Start with admin.*

I remember the influence of “Getting Real” — the book from the folks at 37 Signals — in my early web development projects back in the day.

The message was simple and clear: start at the core process of the application, preferrably at the UI level, and then expand both sideways to other connecting processes and then layer wise through the application’s tiers. But, in short, the idea was to start right there in the middle of your product’s journey.

The perfect allegory would be to imagine your summer vacations by just thinking of yourself enjoying the sunset sitting on a chair at the beach. Which beach? Well, it can be any beach, anywhere with a coast to the sea, anytime as long as you are there for the sunset and the Margarita.

The problem comes when you realize there are plenty of stuff that has to be arranged between your current state and the core process implemented in the app. The arrangement is never linear. It may be logical, especially in data intensive systems where processes can only be built around data completion — the next table needs an FK from the table your are working on.

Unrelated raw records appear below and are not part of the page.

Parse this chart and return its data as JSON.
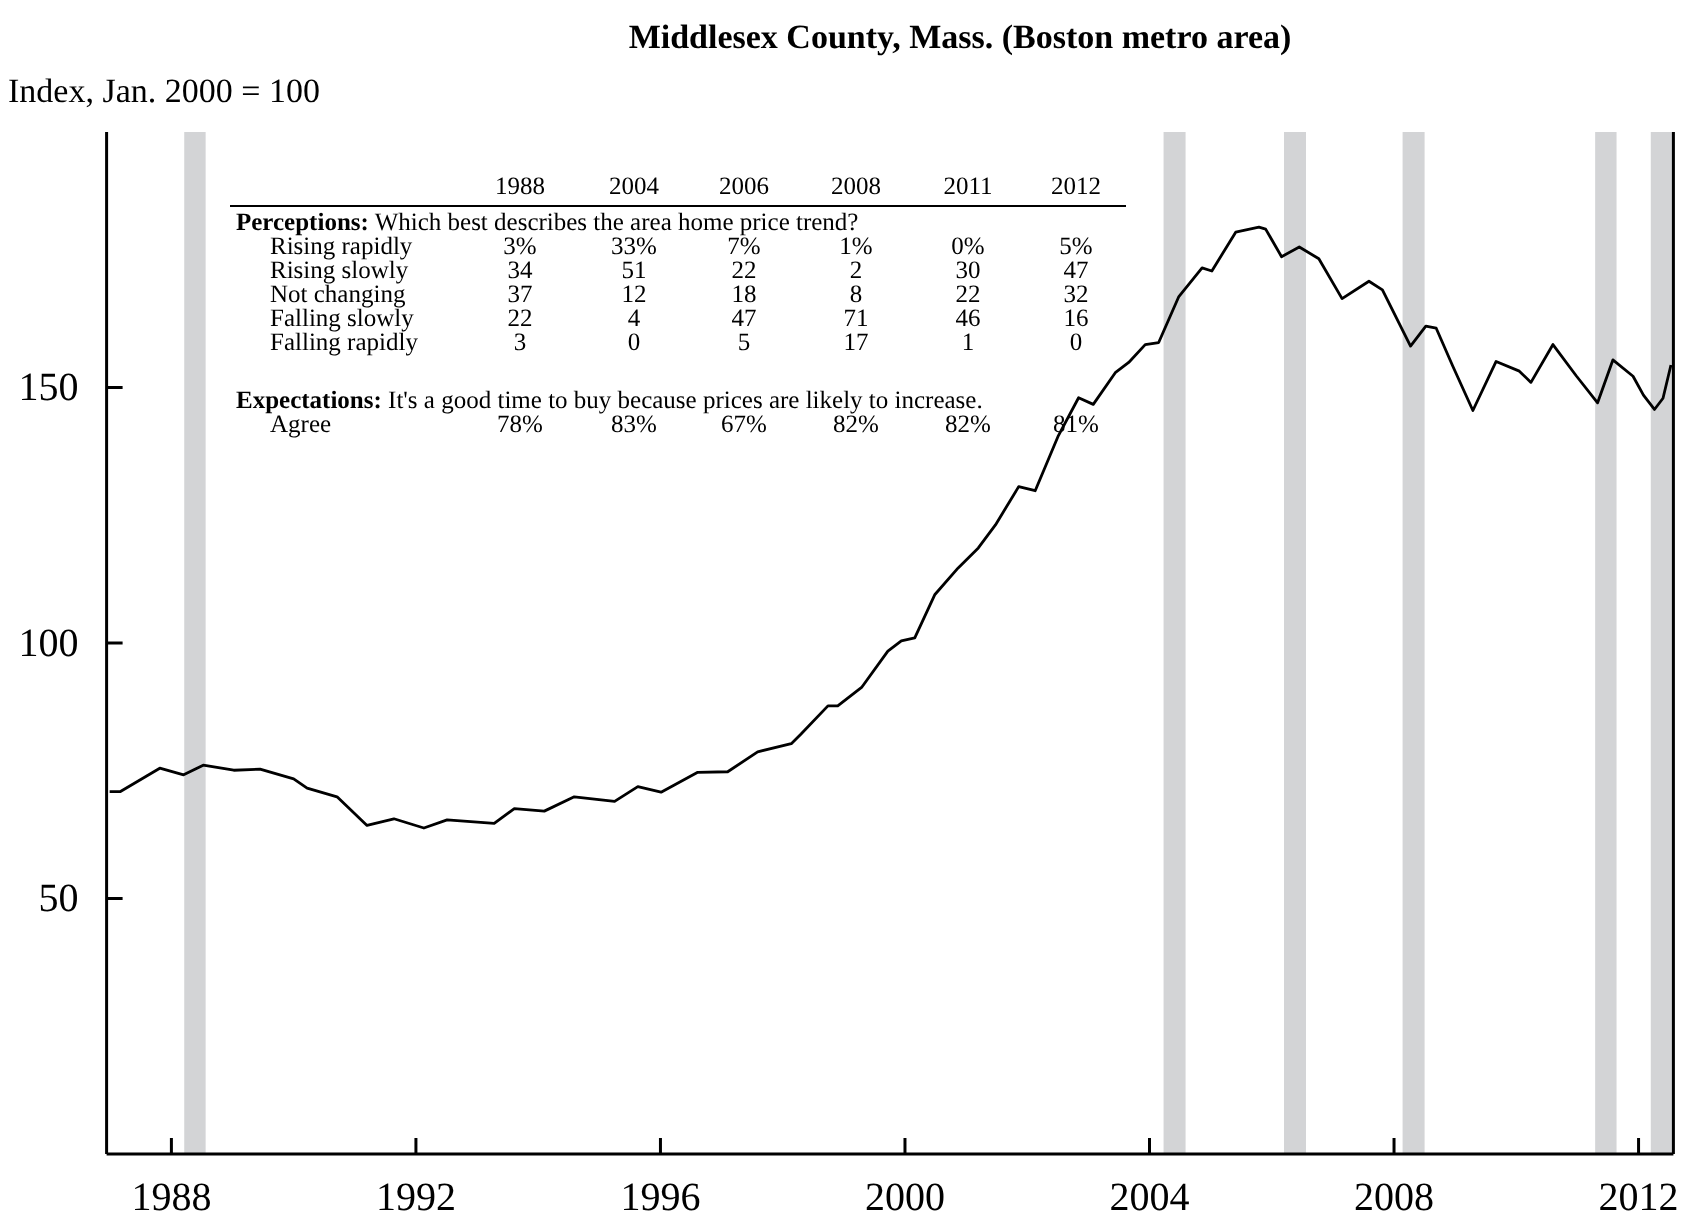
{
  "chart_data": {
    "type": "line",
    "title": "Middlesex County, Mass. (Boston metro area)",
    "ylabel": "Index, Jan. 2000 = 100",
    "x": [
      1986.99,
      1987.16,
      1987.81,
      1988.2,
      1988.52,
      1989.02,
      1989.45,
      1990.0,
      1990.22,
      1990.71,
      1991.2,
      1991.64,
      1992.13,
      1992.51,
      1993.28,
      1993.61,
      1994.1,
      1994.59,
      1995.25,
      1995.63,
      1996.01,
      1996.61,
      1997.1,
      1997.59,
      1998.14,
      1998.3,
      1998.74,
      1998.9,
      1999.29,
      1999.72,
      1999.94,
      2000.16,
      2000.49,
      2000.87,
      2001.2,
      2001.48,
      2001.86,
      2002.13,
      2002.51,
      2002.84,
      2003.08,
      2003.44,
      2003.66,
      2003.93,
      2004.15,
      2004.48,
      2004.86,
      2005.02,
      2005.41,
      2005.79,
      2005.9,
      2006.16,
      2006.45,
      2006.77,
      2007.15,
      2007.59,
      2007.81,
      2008.27,
      2008.52,
      2008.69,
      2008.96,
      2009.29,
      2009.67,
      2010.05,
      2010.24,
      2010.6,
      2010.98,
      2011.33,
      2011.58,
      2011.91,
      2012.08,
      2012.26,
      2012.4,
      2012.53
    ],
    "series": [
      {
        "color": "#000000",
        "values": [
          70.9,
          70.9,
          75.5,
          74.2,
          76.1,
          75.1,
          75.3,
          73.4,
          71.6,
          69.9,
          64.3,
          65.6,
          63.8,
          65.4,
          64.7,
          67.6,
          67.1,
          69.9,
          69.0,
          71.9,
          70.8,
          74.7,
          74.8,
          78.7,
          80.3,
          82.2,
          87.7,
          87.7,
          91.3,
          98.4,
          100.4,
          101.0,
          109.5,
          114.7,
          118.6,
          123.1,
          130.6,
          129.8,
          140.6,
          148.0,
          146.7,
          152.9,
          154.9,
          158.4,
          158.8,
          167.8,
          173.4,
          172.8,
          180.4,
          181.4,
          181.0,
          175.6,
          177.5,
          175.2,
          167.4,
          170.8,
          169.1,
          158.1,
          162.0,
          161.6,
          154.2,
          145.5,
          155.1,
          153.2,
          151.0,
          158.4,
          152.3,
          147.0,
          155.4,
          152.2,
          148.5,
          145.7,
          147.9,
          154.4
        ]
      }
    ],
    "xlim": [
      1986.94,
      2012.57
    ],
    "xticks": [
      1988,
      1992,
      1996,
      2000,
      2004,
      2008,
      2012
    ],
    "ylim": [
      0,
      200
    ],
    "yticks": [
      50,
      100,
      150
    ],
    "grid": false,
    "line_style": "solid",
    "marker": "none",
    "bands": [
      {
        "axis": "x",
        "from": 1988.21,
        "to": 1988.56,
        "color": "#d3d4d6"
      },
      {
        "axis": "x",
        "from": 2004.23,
        "to": 2004.59,
        "color": "#d3d4d6"
      },
      {
        "axis": "x",
        "from": 2006.2,
        "to": 2006.56,
        "color": "#d3d4d6"
      },
      {
        "axis": "x",
        "from": 2008.14,
        "to": 2008.5,
        "color": "#d3d4d6"
      },
      {
        "axis": "x",
        "from": 2011.29,
        "to": 2011.64,
        "color": "#d3d4d6"
      },
      {
        "axis": "x",
        "from": 2012.2,
        "to": 2012.56,
        "color": "#d3d4d6"
      }
    ],
    "annotations": [
      "\t1988\t2004\t2006\t2008\t2011\t2012",
      "Perceptions: Which best describes the area home price trend?",
      "Rising rapidly\t3%\t33%\t7%\t1%\t0%\t5%",
      "Rising slowly\t34\t51\t22\t2\t30\t47",
      "Not changing\t37\t12\t18\t8\t22\t32",
      "Falling slowly\t22\t4\t47\t71\t46\t16",
      "Falling rapidly\t3\t0\t5\t17\t1\t0",
      "Expectations: It's a good time to buy because prices are likely to increase.",
      "Agree\t78%\t83%\t67%\t82%\t82%\t81%"
    ]
  }
}
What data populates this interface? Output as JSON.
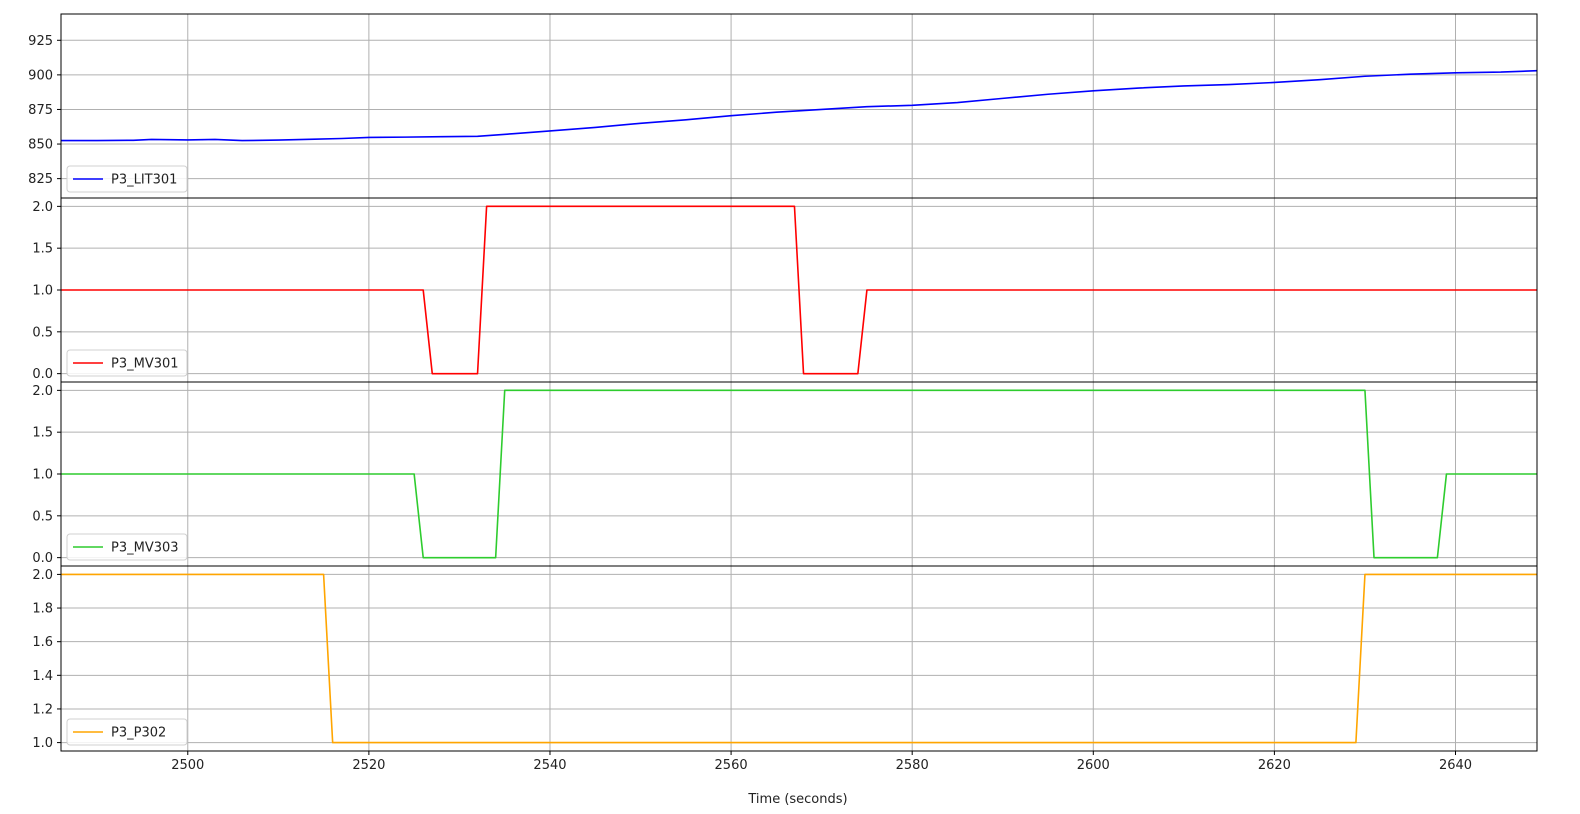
{
  "chart_data": {
    "type": "line",
    "xlabel": "Time (seconds)",
    "xlim": [
      2486,
      2649
    ],
    "xticks": [
      2500,
      2520,
      2540,
      2560,
      2580,
      2600,
      2620,
      2640
    ],
    "grid": true,
    "legend_placement": "lower-left",
    "panels": [
      {
        "series": [
          {
            "name": "P3_LIT301",
            "color": "#0000ff",
            "x": [
              2486,
              2490,
              2494,
              2496,
              2500,
              2503,
              2506,
              2510,
              2514,
              2517,
              2520,
              2524,
              2528,
              2532,
              2536,
              2540,
              2545,
              2550,
              2555,
              2560,
              2565,
              2570,
              2575,
              2580,
              2585,
              2590,
              2595,
              2600,
              2605,
              2610,
              2615,
              2620,
              2625,
              2630,
              2635,
              2640,
              2645,
              2649
            ],
            "y": [
              852.5,
              852.5,
              852.7,
              853.3,
              853.0,
              853.3,
              852.5,
              852.9,
              853.5,
              854.0,
              854.8,
              855.0,
              855.3,
              855.6,
              857.5,
              859.5,
              862.0,
              865.0,
              867.5,
              870.5,
              873.0,
              875.0,
              877.0,
              878.0,
              880.0,
              883.0,
              886.0,
              888.5,
              890.5,
              892.0,
              893.0,
              894.5,
              896.5,
              899.0,
              900.5,
              901.5,
              902.0,
              903.0
            ]
          }
        ],
        "ylim": [
          811,
          944
        ],
        "yticks": [
          825,
          850,
          875,
          900,
          925
        ]
      },
      {
        "series": [
          {
            "name": "P3_MV301",
            "color": "#ff0000",
            "x": [
              2486,
              2526,
              2527,
              2532,
              2533,
              2567,
              2568,
              2574,
              2575,
              2649
            ],
            "y": [
              1,
              1,
              0,
              0,
              2,
              2,
              0,
              0,
              1,
              1
            ]
          }
        ],
        "ylim": [
          -0.1,
          2.1
        ],
        "yticks": [
          0.0,
          0.5,
          1.0,
          1.5,
          2.0
        ]
      },
      {
        "series": [
          {
            "name": "P3_MV303",
            "color": "#2ecc2e",
            "x": [
              2486,
              2525,
              2526,
              2534,
              2535,
              2630,
              2631,
              2638,
              2639,
              2649
            ],
            "y": [
              1,
              1,
              0,
              0,
              2,
              2,
              0,
              0,
              1,
              1
            ]
          }
        ],
        "ylim": [
          -0.1,
          2.1
        ],
        "yticks": [
          0.0,
          0.5,
          1.0,
          1.5,
          2.0
        ]
      },
      {
        "series": [
          {
            "name": "P3_P302",
            "color": "#ffa500",
            "x": [
              2486,
              2515,
              2516,
              2629,
              2630,
              2649
            ],
            "y": [
              2,
              2,
              1,
              1,
              2,
              2
            ]
          }
        ],
        "ylim": [
          0.95,
          2.05
        ],
        "yticks": [
          1.0,
          1.2,
          1.4,
          1.6,
          1.8,
          2.0
        ]
      }
    ]
  }
}
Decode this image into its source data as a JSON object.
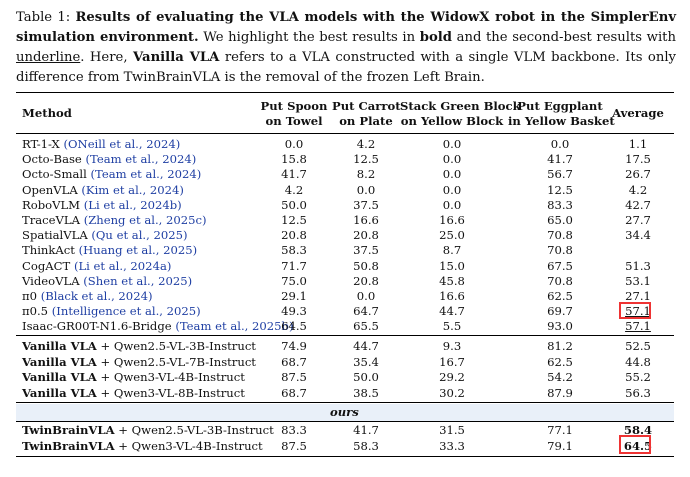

With time and practice I found out that it’s possible to enforce a logical path in development by having an “admin” module being developed in parallel with the core app. A process that resembles TDD a little bit. Not that you would develop the admin interface first and then the whatever process or feature, but just to think that the current process must be supported or “reflected” in any way.

An extreme example — and borrowing the scenario from Getting Real — is to design the UI of the core functionality and then design the admin view that will control access to that feature. Or, even before that, control the access to the service as a whole. Or… maybe before that, control the access to the entire app by implementing an universal sign-in/up “kill switch” you can easily manage from your admin module.

Oh, but the switch is off, how could you even access admin to manage things in the system. You need to give it a thought and maybe create a module detached from the app monolith. Time for yet another allegory: the module is the hotel administration office that runs outside the hotel’s premises. It operates across the street in a rented room of a random building. If the hotel burns in fire and then collapses, there will be folks nearby with operational capacity and resources to do something about it.

Putting all the drama aside, having the admin module at least in mind early on in the project is a good way to keep the management topic alive in the team.

Having an admin module live and operational since day one — even a static html with links, the good old “index”, yes! — it’s a good practice, in my view, to establish the project’s grassroots to the team and make the product flourish.